E se estende também a um atemporal sustento cenográfico (Adriana Lima) usando um decor com sutil sotaque gótico na cortina frontal de apliques dourados, na coroa e nos tronos reais. Confrontando-se com figurinos (Bruno Cezario) marcados por tonalidades cotidianas ao lado de sensualizados corpos desnudos, acentuados por vazados ou focais efeitos luminares (Eduardo Dantas Careca).
Onde, diante de um ascendente retrocesso conservador promovido pelo nosso último (des) governo, tanto na cultura como no comportamento político/social, fica ressaltada a importância de criações coreográficas com este teor denunciativo e questionador como é o caso de Gaveston & Eduardo, incluindo-se, aqui, algumas instantâneas e oportunas verbalizações dramatúrgicas.

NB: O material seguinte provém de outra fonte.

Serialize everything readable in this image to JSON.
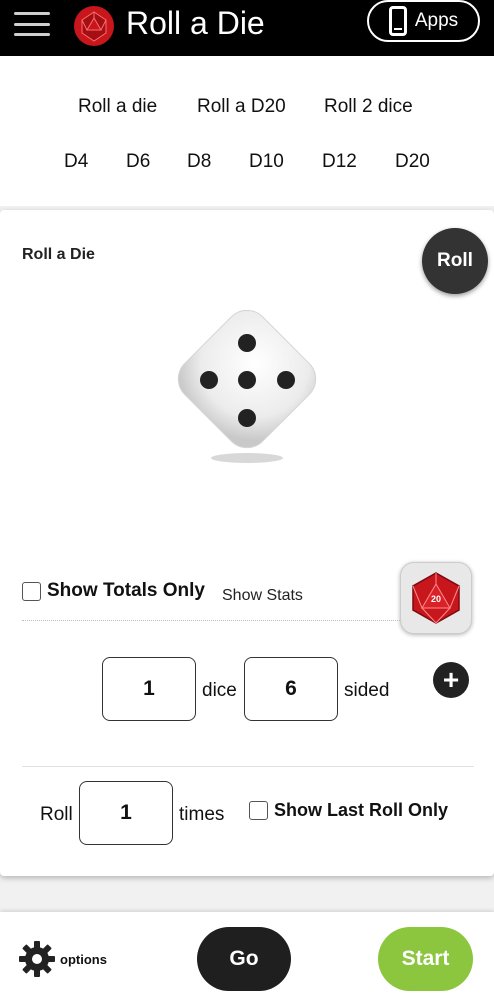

Em mais uma luminosa iniciativa da Renato Vieira Cia de Dança que, após um longo período sem apresentar um espetáculo inédito completo, com sentida ausência a partir do surto da Covid 19, está de volta, abrindo novas perspectivas estético/temáticas na dança contemporânea para deleite lúdico-reflexivo do universo coreográfico brasileiro...
Wagner Corrêa de Araújo
Gaveston & Eduardo, com a Renato Vieira Cia de Dança, está em cartaz no Espaço Sesc/Arena, de quinta a domingo, às 20hs. Até 17 de novembro.